Love in the Time of Addiction

“Enabling is fixing problems for others and doing so in a way that interferes with growth and responsibility.” Jeffrey Bernstein

I am the embodiment of this definition. It’s a painful and repetitive admission, and essentially worthless unless I stop doing it.

I claim to want to love without condition–and what does that mean if not loving people where they are at? Not necessarily loving what they do, but loving them at their core. It seems to be an impossible task and my problem is that at the root I want my love to change them. Can I figure out how to love if change doesn’t happen? Isn’t that what I’m asking for myself? “Just as I am?”

Family connections can be challenging in the best of times. They require a skill set that combines hope, empathy, forbearance, patience, and of course love. Addiction adds a layer to the mix that can break the best of families into fragmented pieces even when everyone truly wants to maintain connection.

Today, after assisting my youngest with transportation and an attempt at companionship and care, we found ourselves standing at my car ready to part ways. “Where are you headed?”, he asked. I replied that I was going to kill some time wandering around downtown until my friend arrived. “Where are you headed?”, I asked. He replied that he was not sure.

Riding off on a skateboard, pack on his back, I choked down my tears. For he spoke the truth. He has no place.

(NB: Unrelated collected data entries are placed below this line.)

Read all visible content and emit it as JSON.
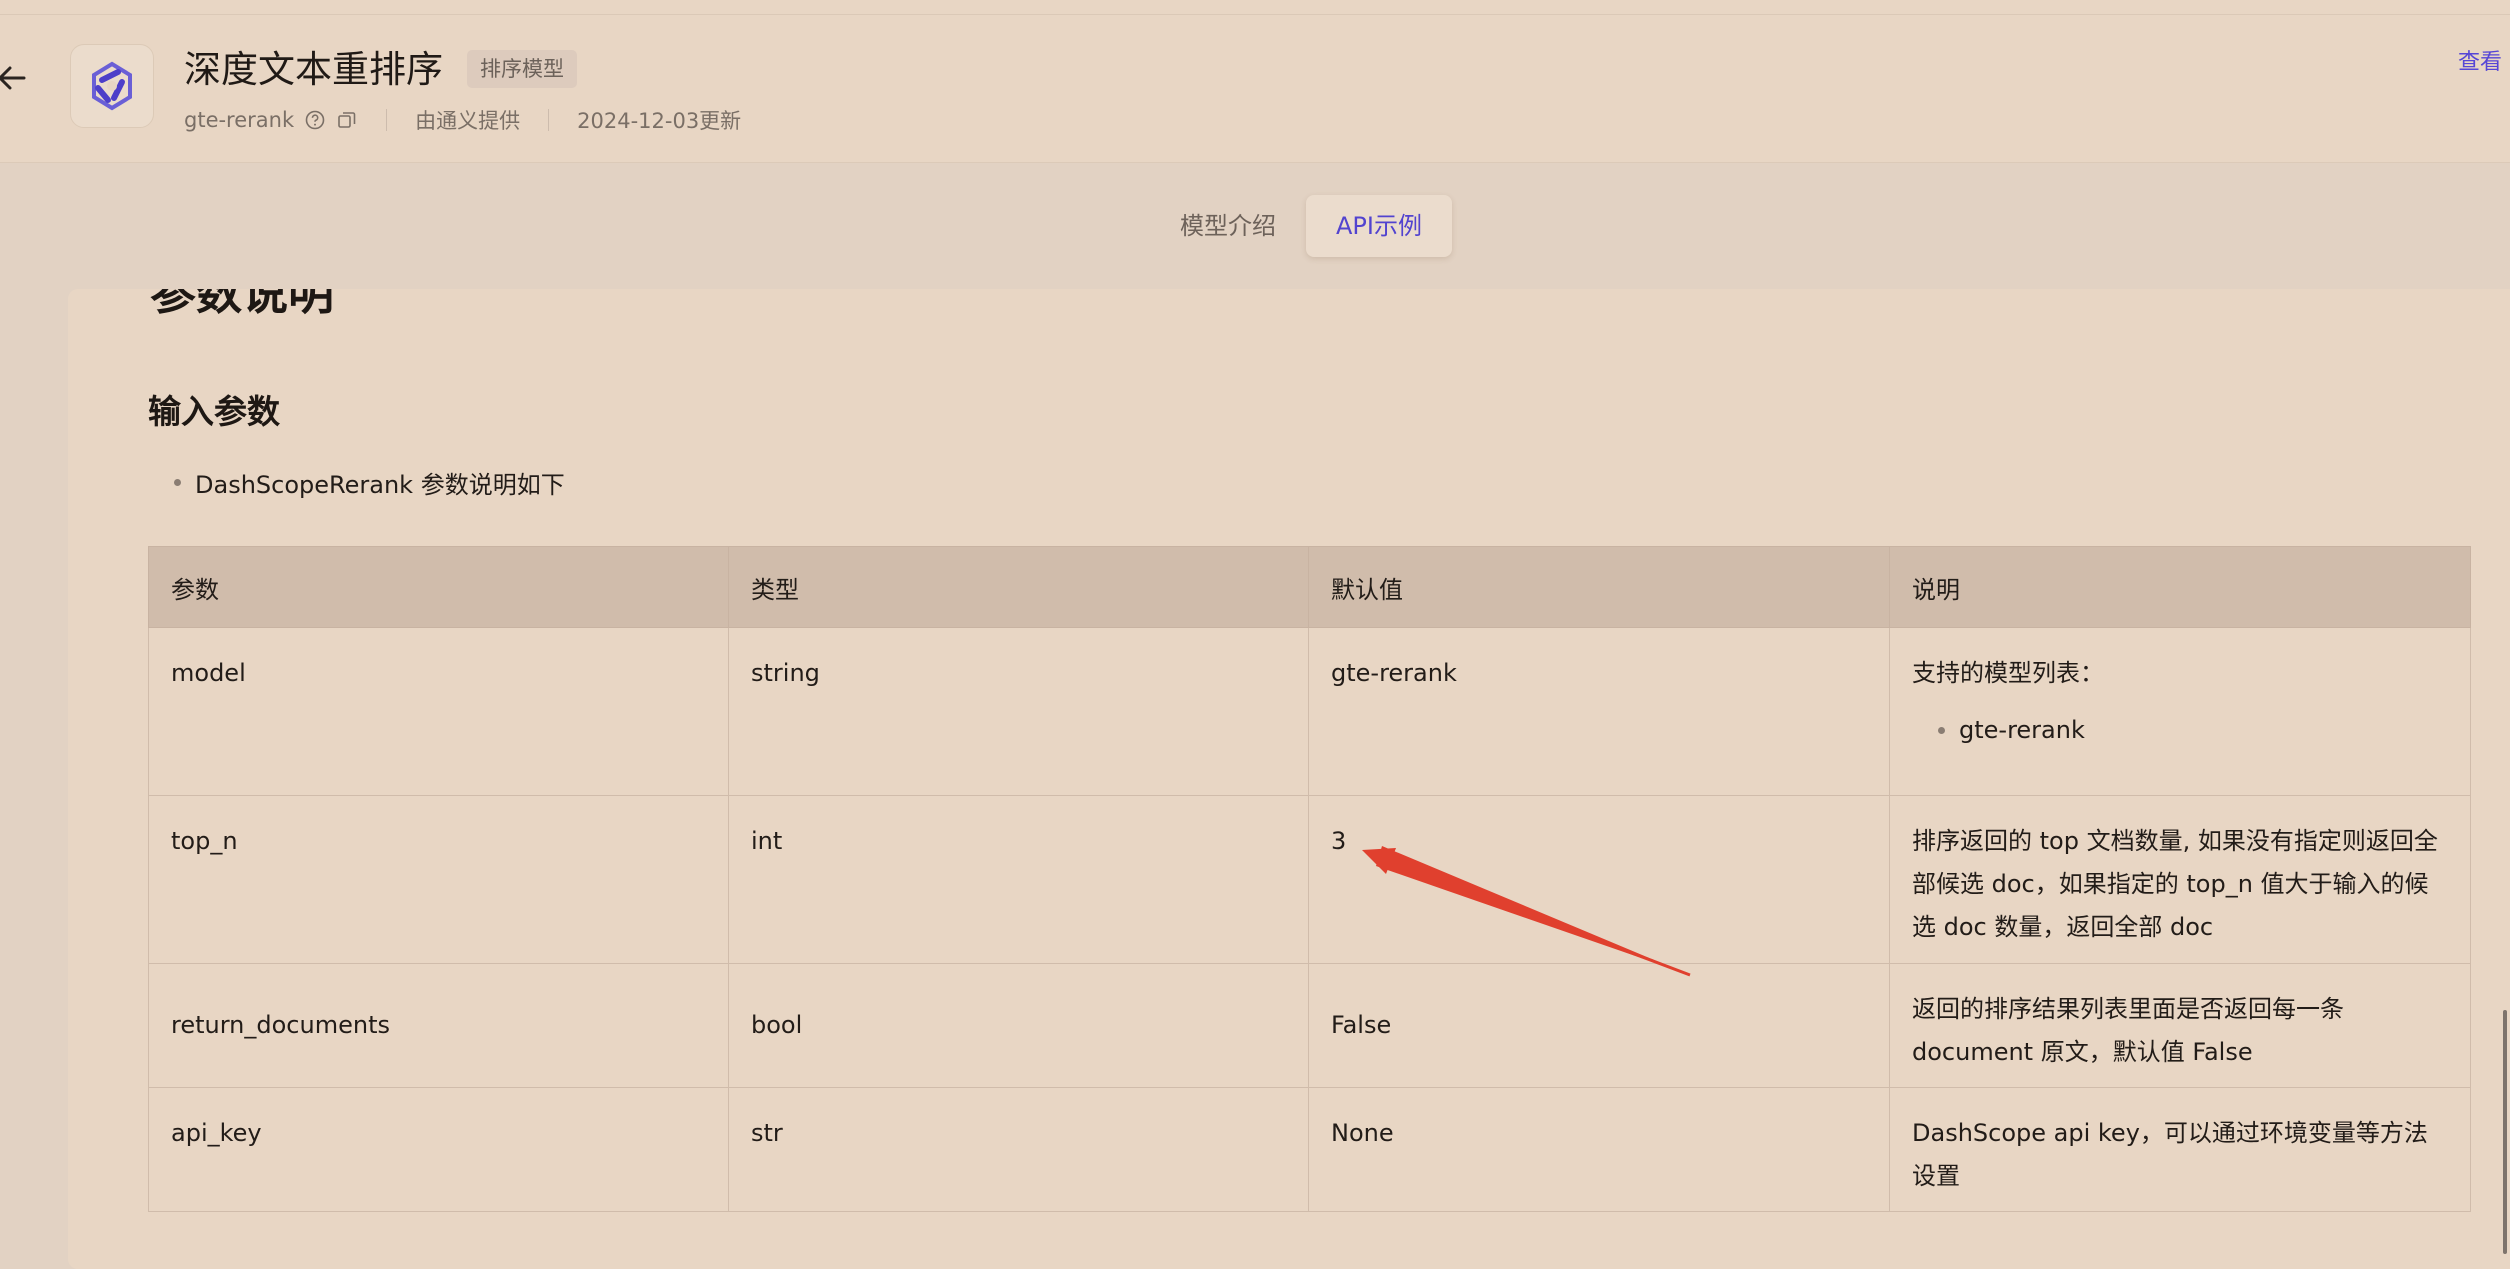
{
  "header": {
    "title": "深度文本重排序",
    "badge": "排序模型",
    "model_id": "gte-rerank",
    "provider": "由通义提供",
    "updated": "2024-12-03更新",
    "docs_link": "查看"
  },
  "tabs": [
    {
      "label": "模型介绍",
      "active": false
    },
    {
      "label": "API示例",
      "active": true
    }
  ],
  "content": {
    "cut_heading": "参数说明",
    "section_title": "输入参数",
    "bullet": "DashScopeRerank 参数说明如下",
    "table": {
      "headers": [
        "参数",
        "类型",
        "默认值",
        "说明"
      ],
      "rows": [
        {
          "param": "model",
          "type": "string",
          "default": "gte-rerank",
          "desc": "支持的模型列表：",
          "desc_item": "gte-rerank"
        },
        {
          "param": "top_n",
          "type": "int",
          "default": "3",
          "desc": "排序返回的 top 文档数量, 如果没有指定则返回全部候选 doc，如果指定的 top_n 值大于输入的候选 doc 数量，返回全部 doc"
        },
        {
          "param": "return_documents",
          "type": "bool",
          "default": "False",
          "desc": "返回的排序结果列表里面是否返回每一条 document 原文，默认值 False"
        },
        {
          "param": "api_key",
          "type": "str",
          "default": "None",
          "desc": "DashScope api key，可以通过环境变量等方法设置"
        }
      ]
    }
  },
  "icons": {
    "back": "arrow-left-icon",
    "logo": "qwen-logo-icon",
    "help": "question-circle-icon",
    "copy": "copy-icon"
  },
  "colors": {
    "accent": "#5243cf",
    "annotation": "#e0402e"
  }
}
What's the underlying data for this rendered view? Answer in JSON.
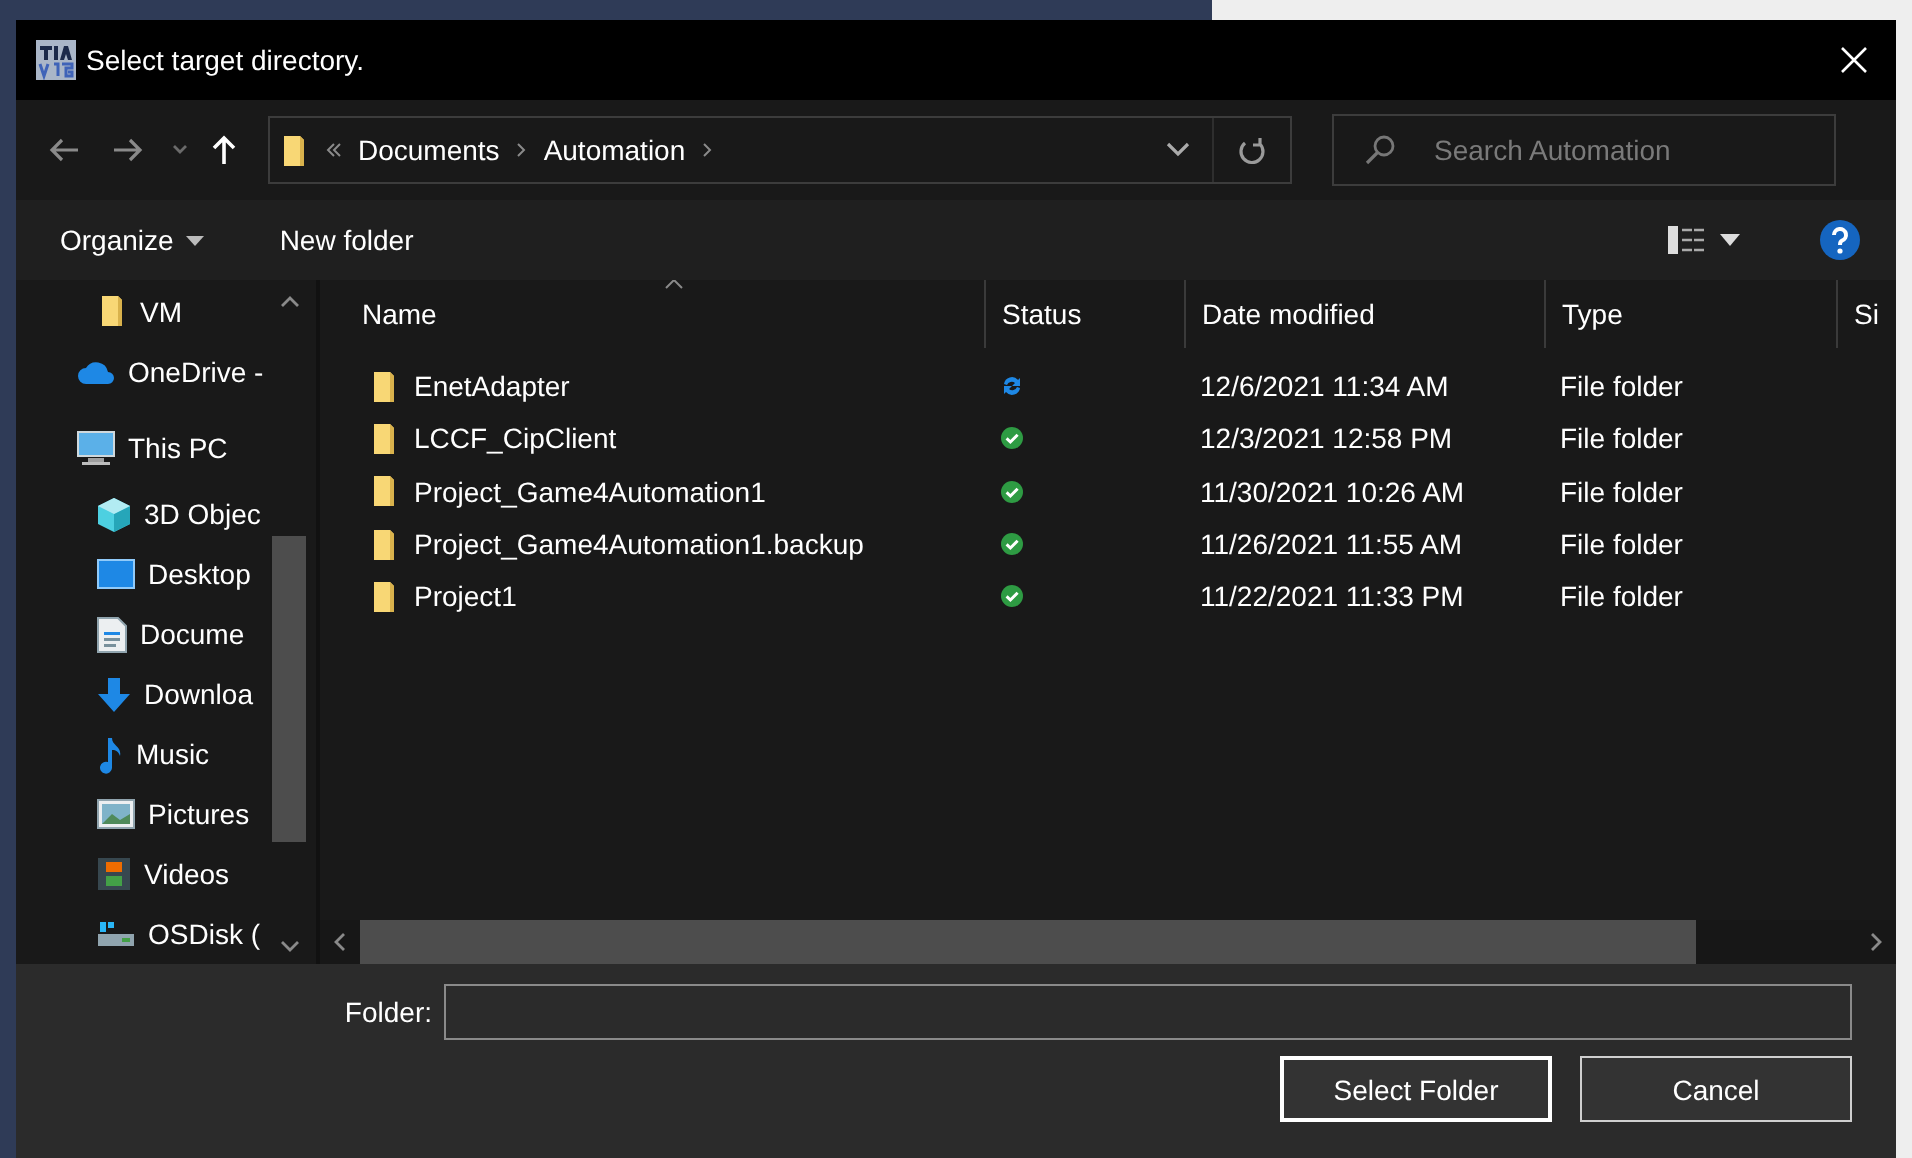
{
  "window": {
    "title": "Select target directory."
  },
  "nav": {
    "breadcrumb": [
      {
        "label": "Documents"
      },
      {
        "label": "Automation"
      }
    ],
    "search": {
      "placeholder": "Search Automation"
    }
  },
  "toolbar": {
    "organize": "Organize",
    "new_folder": "New folder"
  },
  "sidebar": {
    "items": [
      {
        "label": "VM",
        "kind": "folder"
      },
      {
        "label": "OneDrive -",
        "kind": "cloud"
      },
      {
        "label": "This PC",
        "kind": "pc",
        "children": [
          {
            "label": "3D Objec",
            "kind": "cube"
          },
          {
            "label": "Desktop",
            "kind": "desktop"
          },
          {
            "label": "Docume",
            "kind": "document"
          },
          {
            "label": "Downloa",
            "kind": "download"
          },
          {
            "label": "Music",
            "kind": "music"
          },
          {
            "label": "Pictures",
            "kind": "pictures"
          },
          {
            "label": "Videos",
            "kind": "videos"
          },
          {
            "label": "OSDisk (",
            "kind": "disk"
          }
        ]
      }
    ]
  },
  "table": {
    "columns": [
      "Name",
      "Status",
      "Date modified",
      "Type",
      "Si"
    ],
    "rows": [
      {
        "name": "EnetAdapter",
        "syncing": true,
        "date": "12/6/2021 11:34 AM",
        "type": "File folder"
      },
      {
        "name": "LCCF_CipClient",
        "syncing": false,
        "date": "12/3/2021 12:58 PM",
        "type": "File folder"
      },
      {
        "name": "Project_Game4Automation1",
        "syncing": false,
        "date": "11/30/2021 10:26 AM",
        "type": "File folder"
      },
      {
        "name": "Project_Game4Automation1.backup",
        "syncing": false,
        "date": "11/26/2021 11:55 AM",
        "type": "File folder"
      },
      {
        "name": "Project1",
        "syncing": false,
        "date": "11/22/2021 11:33 PM",
        "type": "File folder"
      }
    ]
  },
  "footer": {
    "label": "Folder:",
    "buttons": [
      {
        "label": "Select Folder",
        "default": true
      },
      {
        "label": "Cancel",
        "default": false
      }
    ]
  }
}
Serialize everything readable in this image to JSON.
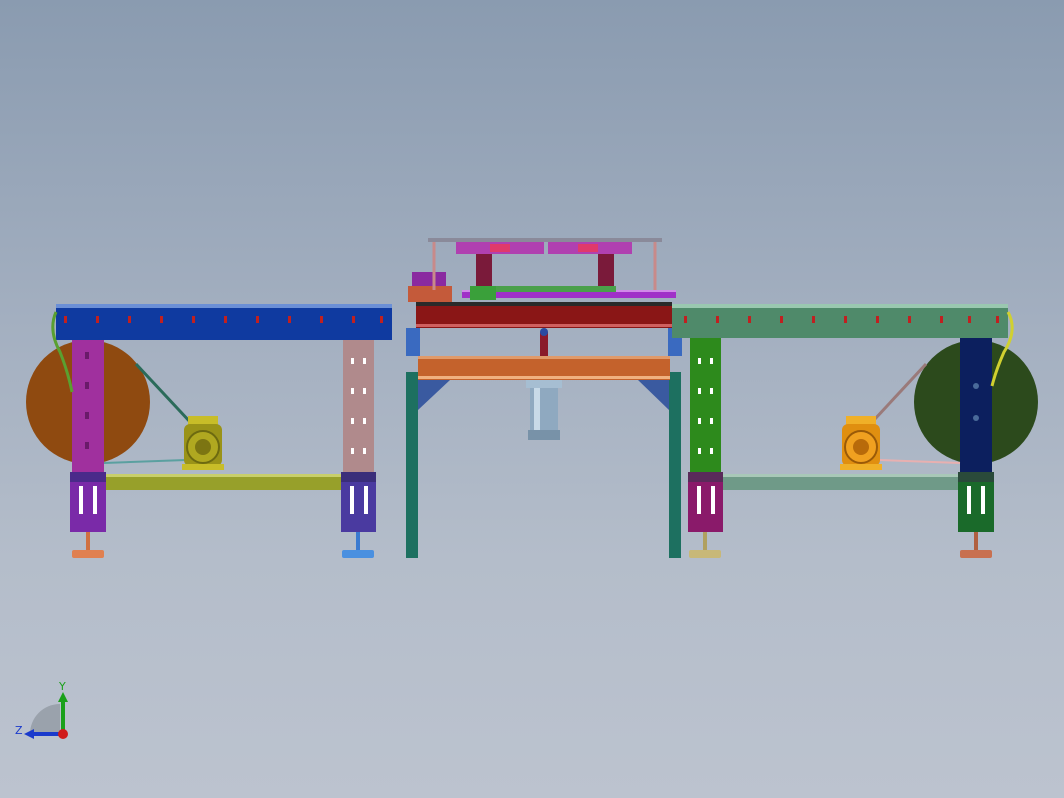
{
  "viewport": {
    "background_top": "#8a9bb0",
    "background_bottom": "#bcc3cf"
  },
  "colors": {
    "left_conveyor_beam": "#0f3aa0",
    "left_spool": "#8f4a10",
    "left_leg_front": "#a0309e",
    "left_leg_rear": "#b08a8c",
    "left_crossbar": "#97a02a",
    "left_motor": "#9a9318",
    "right_conveyor_beam": "#4f8a6a",
    "right_spool": "#2c4a1c",
    "right_leg_front": "#2d8a1c",
    "right_leg_rear": "#0c1f5e",
    "right_crossbar": "#6f9a88",
    "right_motor": "#e08f10",
    "center_top_beam": "#8a1616",
    "center_lower_beam": "#c4622c",
    "center_frame": "#1d7060",
    "cylinder": "#8fa9c0",
    "axis_y": "#1aa01a",
    "axis_z": "#1a3acc",
    "axis_x": "#d01a1a"
  },
  "triad": {
    "y_label": "Y",
    "z_label": "Z",
    "y_icon": "y-axis-arrow",
    "z_icon": "z-axis-arrow",
    "origin_icon": "x-axis-origin-dot"
  }
}
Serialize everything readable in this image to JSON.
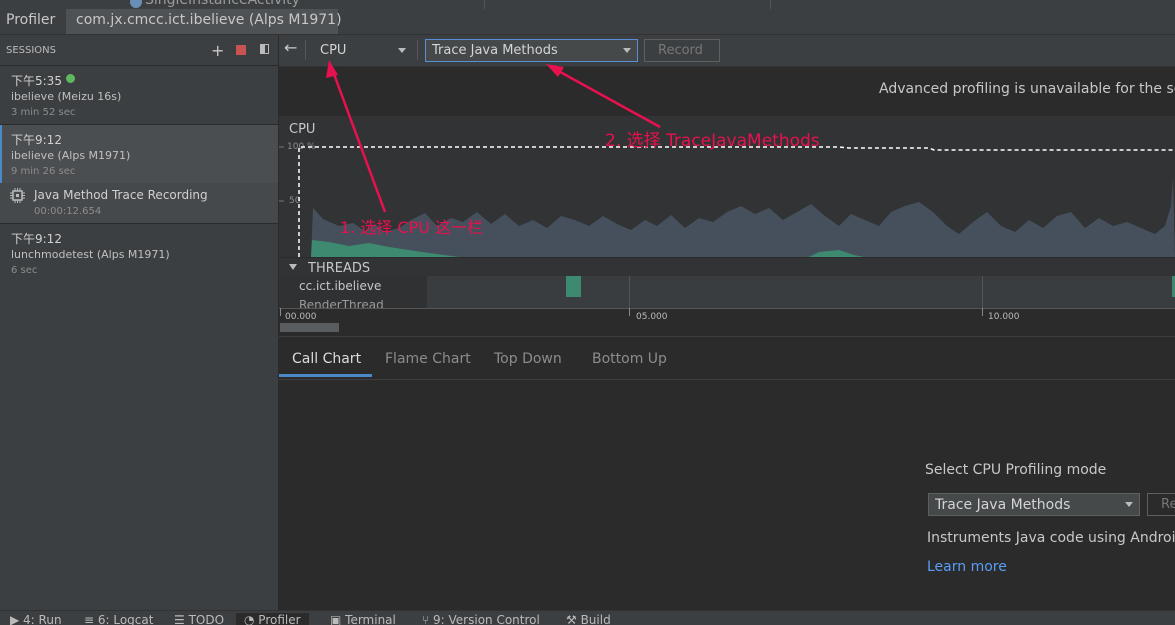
{
  "top_tabs": {
    "profiler": "Profiler",
    "app_session": "com.jx.cmcc.ict.ibelieve (Alps M1971)",
    "overflow_fragment": "SingleInstanceActivity"
  },
  "sidebar": {
    "header": "SESSIONS",
    "sessions": [
      {
        "time": "下午5:35",
        "device": "ibelieve (Meizu 16s)",
        "duration": "3 min 52 sec",
        "live": true
      },
      {
        "time": "下午9:12",
        "device": "ibelieve (Alps M1971)",
        "duration": "9 min 26 sec"
      },
      {
        "time": "下午9:12",
        "device": "lunchmodetest (Alps M1971)",
        "duration": "6 sec"
      }
    ],
    "recording": {
      "title": "Java Method Trace Recording",
      "duration": "00:00:12.654"
    }
  },
  "toolbar": {
    "monitor_selected": "CPU",
    "config_selected": "Trace Java Methods",
    "record_label": "Record"
  },
  "banner": "Advanced profiling is unavailable for the se",
  "cpu": {
    "title": "CPU",
    "tick_100": "100 %",
    "tick_50": "50"
  },
  "threads": {
    "header": "THREADS",
    "rows": [
      "cc.ict.ibelieve",
      "RenderThread"
    ]
  },
  "time_axis": {
    "labels": [
      "00.000",
      "05.000",
      "10.000"
    ]
  },
  "analysis_tabs": [
    "Call Chart",
    "Flame Chart",
    "Top Down",
    "Bottom Up"
  ],
  "empty_state": {
    "heading": "Select CPU Profiling mode",
    "mode_selected": "Trace Java Methods",
    "record_fragment": "Re",
    "description": "Instruments Java code using Androi",
    "learn_more": "Learn more"
  },
  "annotations": {
    "step1": "1. 选择 CPU 这一栏",
    "step2": "2. 选择 TraceJavaMethods"
  },
  "statusbar": [
    "4: Run",
    "6: Logcat",
    "TODO",
    "Profiler",
    "Terminal",
    "9: Version Control",
    "Build"
  ],
  "colors": {
    "accent_blue": "#589df6",
    "annotation_red": "#e8114f",
    "live_green": "#5fb85f",
    "cpu_area": "#45505c",
    "thread_green": "#3d8a70",
    "stop_red": "#c75450"
  }
}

It is one of the hardest truths to embrace–a child in the claws of addiction unable to break the grasp. I have no answers and I barely know the questions.


One Comment

  1. Oh Wendy. I wish I had answers but I sure haven’t found them yet. Lots and lots of middle of the night prayers for me. That’s the only thing I know to do so far, always with hope that I will see the work I know God is doing. You and yours will be in those prayers. Big hugs my friend.